Premise: Based on the manga by Daisuke Igarashi, Ruka Azumi (voiced by Anjali Gauld) is a teenage girl who cannot communicate properly with anyone, particularly her troubled mother, formerly a marine biologist like Ruka's father. At the start of her summer vacation, Ruka encounters two teenage brothers, Umi (voiced by Lynden Prosser), inviting and sweet, and Sora (voiced by Benjamin Niewood), pragmatic and strange. They have been raised by dugongs and are intricately connected to the sea, and she finds friendship with the pair. Soon, the three become involved with the local aquarium's research into mysterious ocean phenomena, like mass fish migrations and a fallen comet that relates to a coming, ambiguous birth. Ruka joins Umi and Sora as they investigate their purpose in this cosmic event that will irrevocably change their lives. A compelling set-up with an unsatisfactory, uncanny, and inoffensive conclusion, the film is also an astonishingly magical piece of animation.

"No Rating"



My Thoughts

"The sea calls us home," Elrond says in The Lord of the Rings: The Return of the King film. In recent years, I have noticed that stories of the ocean have attracted me with greater awe and compulsion than in the past. Maybe because the aesthetic is special with colors, shapes, tones, and landscapes as wondrous as an imaginary world and tangible as the night sky. There is a sense of playfulness, danger, tranquility, and discovery which I love. Or the interest may be genetic; an internal recollection from my cells remembering humanity's birthplace. Yes, memories. I can feel that anxiety I had when, as a boy, I first heard that God would someday be done with the ocean upon the creation of the New Earth. I can still feel my childhood trip to the aquarium in Monterey Bay, California. I once found what director James Cameron is famously obsessed with vaguely interesting. Now, the sea invites and inspires me with magical escapism.

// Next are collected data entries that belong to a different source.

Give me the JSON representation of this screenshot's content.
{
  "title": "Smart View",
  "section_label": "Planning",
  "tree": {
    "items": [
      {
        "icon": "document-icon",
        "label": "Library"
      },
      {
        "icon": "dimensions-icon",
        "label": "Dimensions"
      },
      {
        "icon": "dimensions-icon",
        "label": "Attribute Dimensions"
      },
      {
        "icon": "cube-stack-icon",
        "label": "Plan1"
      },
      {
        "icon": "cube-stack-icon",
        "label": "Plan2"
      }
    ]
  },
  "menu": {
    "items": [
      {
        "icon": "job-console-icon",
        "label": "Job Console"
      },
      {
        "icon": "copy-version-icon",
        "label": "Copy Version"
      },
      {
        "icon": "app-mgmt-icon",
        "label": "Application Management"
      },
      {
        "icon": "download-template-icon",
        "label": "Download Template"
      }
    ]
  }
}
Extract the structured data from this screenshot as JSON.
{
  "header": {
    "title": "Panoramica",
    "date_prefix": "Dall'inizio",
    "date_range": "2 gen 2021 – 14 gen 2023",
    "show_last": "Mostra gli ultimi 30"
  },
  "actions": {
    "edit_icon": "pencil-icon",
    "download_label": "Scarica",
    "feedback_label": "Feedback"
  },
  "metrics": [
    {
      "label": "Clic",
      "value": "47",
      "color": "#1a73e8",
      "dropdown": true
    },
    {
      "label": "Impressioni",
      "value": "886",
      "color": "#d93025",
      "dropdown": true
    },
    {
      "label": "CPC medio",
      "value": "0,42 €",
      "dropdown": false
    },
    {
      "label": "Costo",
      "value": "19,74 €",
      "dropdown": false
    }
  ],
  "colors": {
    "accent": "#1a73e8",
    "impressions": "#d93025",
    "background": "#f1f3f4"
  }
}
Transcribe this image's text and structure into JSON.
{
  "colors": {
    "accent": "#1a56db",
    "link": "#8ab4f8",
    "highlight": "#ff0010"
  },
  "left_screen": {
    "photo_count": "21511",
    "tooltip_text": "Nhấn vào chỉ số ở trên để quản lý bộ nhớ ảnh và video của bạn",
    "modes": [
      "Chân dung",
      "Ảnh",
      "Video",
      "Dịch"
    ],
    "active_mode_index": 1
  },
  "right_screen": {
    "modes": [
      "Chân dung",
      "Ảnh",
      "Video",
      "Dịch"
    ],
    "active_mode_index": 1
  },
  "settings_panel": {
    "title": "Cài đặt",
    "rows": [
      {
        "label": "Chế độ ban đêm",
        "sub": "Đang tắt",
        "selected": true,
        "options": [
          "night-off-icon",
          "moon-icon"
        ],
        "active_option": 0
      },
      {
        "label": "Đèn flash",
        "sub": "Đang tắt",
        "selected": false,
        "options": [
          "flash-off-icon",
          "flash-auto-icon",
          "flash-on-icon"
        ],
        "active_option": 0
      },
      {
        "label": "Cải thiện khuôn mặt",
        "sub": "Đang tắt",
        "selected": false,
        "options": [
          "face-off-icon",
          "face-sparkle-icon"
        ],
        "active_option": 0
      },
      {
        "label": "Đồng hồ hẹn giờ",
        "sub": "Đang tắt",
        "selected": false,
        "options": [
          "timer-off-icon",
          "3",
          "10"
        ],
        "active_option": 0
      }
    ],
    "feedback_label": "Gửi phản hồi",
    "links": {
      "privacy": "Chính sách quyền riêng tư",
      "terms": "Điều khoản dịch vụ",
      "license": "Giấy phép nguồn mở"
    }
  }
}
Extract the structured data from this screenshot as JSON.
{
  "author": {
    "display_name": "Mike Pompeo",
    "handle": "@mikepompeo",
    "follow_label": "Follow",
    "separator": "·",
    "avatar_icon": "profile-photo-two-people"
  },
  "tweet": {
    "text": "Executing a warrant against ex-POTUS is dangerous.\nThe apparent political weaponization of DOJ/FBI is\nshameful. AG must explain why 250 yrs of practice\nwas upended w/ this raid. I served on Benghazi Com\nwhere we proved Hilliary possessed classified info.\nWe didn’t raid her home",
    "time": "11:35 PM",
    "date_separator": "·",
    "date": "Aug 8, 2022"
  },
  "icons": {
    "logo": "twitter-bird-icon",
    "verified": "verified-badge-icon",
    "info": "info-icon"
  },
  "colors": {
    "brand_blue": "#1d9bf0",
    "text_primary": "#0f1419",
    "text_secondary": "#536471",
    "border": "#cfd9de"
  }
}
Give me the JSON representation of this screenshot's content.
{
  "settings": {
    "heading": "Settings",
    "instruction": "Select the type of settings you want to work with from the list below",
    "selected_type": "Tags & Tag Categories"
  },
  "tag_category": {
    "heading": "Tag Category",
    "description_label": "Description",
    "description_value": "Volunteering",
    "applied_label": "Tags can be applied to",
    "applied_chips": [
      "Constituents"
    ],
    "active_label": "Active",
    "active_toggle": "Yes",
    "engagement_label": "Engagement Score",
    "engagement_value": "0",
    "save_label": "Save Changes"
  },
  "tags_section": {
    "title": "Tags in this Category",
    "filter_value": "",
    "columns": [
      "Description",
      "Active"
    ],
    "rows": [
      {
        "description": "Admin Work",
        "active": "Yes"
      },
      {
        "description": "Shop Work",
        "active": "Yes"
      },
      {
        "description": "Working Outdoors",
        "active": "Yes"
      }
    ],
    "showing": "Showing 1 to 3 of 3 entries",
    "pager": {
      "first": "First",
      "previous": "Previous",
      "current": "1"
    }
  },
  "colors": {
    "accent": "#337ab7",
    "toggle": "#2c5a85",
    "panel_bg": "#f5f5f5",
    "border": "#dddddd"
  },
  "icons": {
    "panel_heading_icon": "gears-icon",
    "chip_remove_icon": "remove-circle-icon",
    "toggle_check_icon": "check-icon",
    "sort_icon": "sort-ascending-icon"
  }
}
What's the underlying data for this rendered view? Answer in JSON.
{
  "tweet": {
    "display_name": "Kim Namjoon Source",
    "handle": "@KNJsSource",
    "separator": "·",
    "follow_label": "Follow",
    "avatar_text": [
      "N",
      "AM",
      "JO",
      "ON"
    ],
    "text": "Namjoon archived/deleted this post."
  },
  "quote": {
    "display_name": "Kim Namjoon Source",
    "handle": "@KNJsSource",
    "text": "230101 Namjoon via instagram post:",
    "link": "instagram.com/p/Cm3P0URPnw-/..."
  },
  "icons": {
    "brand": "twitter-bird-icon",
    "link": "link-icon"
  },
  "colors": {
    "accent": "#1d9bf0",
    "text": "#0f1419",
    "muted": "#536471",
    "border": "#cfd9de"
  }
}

I feel a pull while listening to the original music for EPCOT park's "Living Seas" pavilion. I have been tempted to buy a ticket to sleep before the great tank of the Atlanta Aquarium. I find myself a little breathless, awed, and pure when I think about the watery settings of The Little Mermaid or Aquaman tales. Heck, even the fact that SpongeBob SquarePants cartoons are set under the sea now excites me. I have no idea why I have been drawn to these kinds of stories. There must be some bit of the Elves of Middle-earth in me. Children of the Sea overwhelms me with these sensations and that fantasy of visiting a world twixt the waves.

This anime film is an enjoyable one, featuring wondrous ocean visuals. I am sad I could not see this flick first in a theater, for that would have been a terrific trip. Children of the Sea may be the most astonishing and awe-inspiring animated film I see this year. The work of these animators, layout artists, and clean-up crews is precisely why I heavily criticized the overrated worshipping of computer animation in my entry for Earwig and the Witch. This film's animation is nothing short of gorgeous. No, I mean, Gorgeous. The film's settings overflow with that enchantment of the sea, from the marine biologist and strange central characters; ocean odysseys; aquarium laboratories; beachside conversations; and dozens upon dozens of different fish species. The plot has one of the best set-ups I have seen this year, with great intrigue, investigation, and exploration. Yet, unfortunately, the picture's last forty-minutes offer only ambiguity, rushed dramatic conclusions, characters continuously philosophizing not emptily but unhelpfully to the plot, and, for me, just the feeling of an exceptional anime. Children of the Sea pulled me straight into the story but, once completely submerged into the narrative, I only found vague discussions and unfulfilled potential. A mixed bag. But, golly, what a bag this film is!